Say my name, say my name…

Eser

von Eser

Story

Unter meinem männlichen Vornamen habe ich zwar oft gelitten, aber auf die Idee, ihn ändern zu lassen, bin ich nie gekommen. Dabei haben genau das viele Gastarbeiterkinder getan: ihren Namen geändert. Die meisten nur, um bessere Jobaussichten zu haben. Bis heute tun sich ein Thomas oder eine Julia leichter, Arbeit zu finden, als ein Mustafa oder eine Fatma. Ein paar Bekannte von mir haben tatsächlich aus Karrieregründen ihre Vornamen geändert, weil sie eben sonst keine Chance auf eine Anstellung gehabt hätten. Aus Mustafa wurde Michael, aus Elif wurde Elisabeth. Die Nachnamen sind zwar gleich geblieben, aber das ist in Österreich scheinbar halb so wild, haben doch auch viele Ur-Österreicher ausländisch klingende Namen. Ich habe auch einmal darüber nachgedacht, meinen Namen zu ändern, aber nicht lange. Ich war ohnehin schon zu viel zu sehr zwischen den Stühlen, da wollte ich nicht auch noch den letzten sichtbaren Rest meiner Identität aufgeben. Selbst dann nicht, als ich beim ORF anfing und mich einige tatsächlich fragten, ob ich mir nicht zumindest eine Art KünstlerInnennamen zulegen wolle. Ich verstand damals nicht (und verstehe es auch heute nicht), was es bringen soll. Für wen würde ich das tun? Für mich bestimmt nicht. Nur für die Zuseher:innen, damit sie sich meinem Namen leichter merken können? So kompliziert ist er auch wieder nicht. Warum sollte ich mir die Mühe antun und noch dafür Geld bezahlen, mit einem Namen zu leben, der mit meiner Identität absolut nichts zu tun hat? Außerdem bin ich ja davon überzeugt, dass mein richtiger Name in Österreich auffällt. In den heimischen Medien sind Menschen mit Migrationshintergrund ja wirklich kaum präsent.
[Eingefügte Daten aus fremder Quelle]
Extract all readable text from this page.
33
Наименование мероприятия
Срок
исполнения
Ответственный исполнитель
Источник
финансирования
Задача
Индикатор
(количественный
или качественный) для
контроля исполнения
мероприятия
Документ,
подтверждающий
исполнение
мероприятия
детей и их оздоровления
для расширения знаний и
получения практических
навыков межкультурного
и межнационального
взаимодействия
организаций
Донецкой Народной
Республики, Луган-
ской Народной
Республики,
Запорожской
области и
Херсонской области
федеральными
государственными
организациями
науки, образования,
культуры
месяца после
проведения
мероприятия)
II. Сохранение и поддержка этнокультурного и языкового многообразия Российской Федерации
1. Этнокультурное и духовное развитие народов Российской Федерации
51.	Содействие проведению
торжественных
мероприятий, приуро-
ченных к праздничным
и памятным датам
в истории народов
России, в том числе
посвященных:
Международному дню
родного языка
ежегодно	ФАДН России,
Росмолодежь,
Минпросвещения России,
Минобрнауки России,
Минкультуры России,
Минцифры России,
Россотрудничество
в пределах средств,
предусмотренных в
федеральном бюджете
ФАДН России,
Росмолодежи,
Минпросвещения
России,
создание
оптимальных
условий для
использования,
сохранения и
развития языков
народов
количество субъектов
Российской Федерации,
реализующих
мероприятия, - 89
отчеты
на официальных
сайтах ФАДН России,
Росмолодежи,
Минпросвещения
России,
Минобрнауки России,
Auch der ORF bildet mit seinem Moderator:innen-Team ja nicht wirklich die Gesellschaft da draußen ab. Gut ein Viertel (!) der österreichischen Bevölkerung hat Migrationshintergrund, die Zugewanderten selbst und deren Nachkommen, die schon hier geboren sind. Und jetzt die Preisfrage: Wie viele Moderator:innen, Journalist:innen, Reporter:innen fallen Ihnen ein, die Migrationshintergrund haben?

Als ich 18 Jahre alt wurde, erreichte mein Namensdrama seinen Höhepunkt: Ich wurde zur Musterung einberufen. Ich war einer seit schockiert, andererseits musste ich lachen, denn so etwas konnte ja nur mir passieren.

Nachdem ich den Brief ignoriert hatte, kam mit der zweiten Vorladung gleichzeitig auch die Drohung: Im Falle des Nicht-Erscheinens würden sie mich mit der Militärpolizei abholen (ich hätte es darauf ankommen lassen sollen :-) ). Okay, das war klar und deutlich. Ich ging also zum befohlenen Termin in die Kaserne, schaffte es mit der Vorladung sogar an den Wachposten beim Empfang vorbei und sprach tatsächlich bei der Stellungskommission im 2. Bezirk vor. Ein Brigadier hat mich in Empfang genommen und sich wirklich höflich bei mir entschuldigt: “Das kommt nur alle 30 Jahre vor, Sie dürfen wieder gehen.” Danke, Herr Offizier! Auf Nimmerwiedersehen!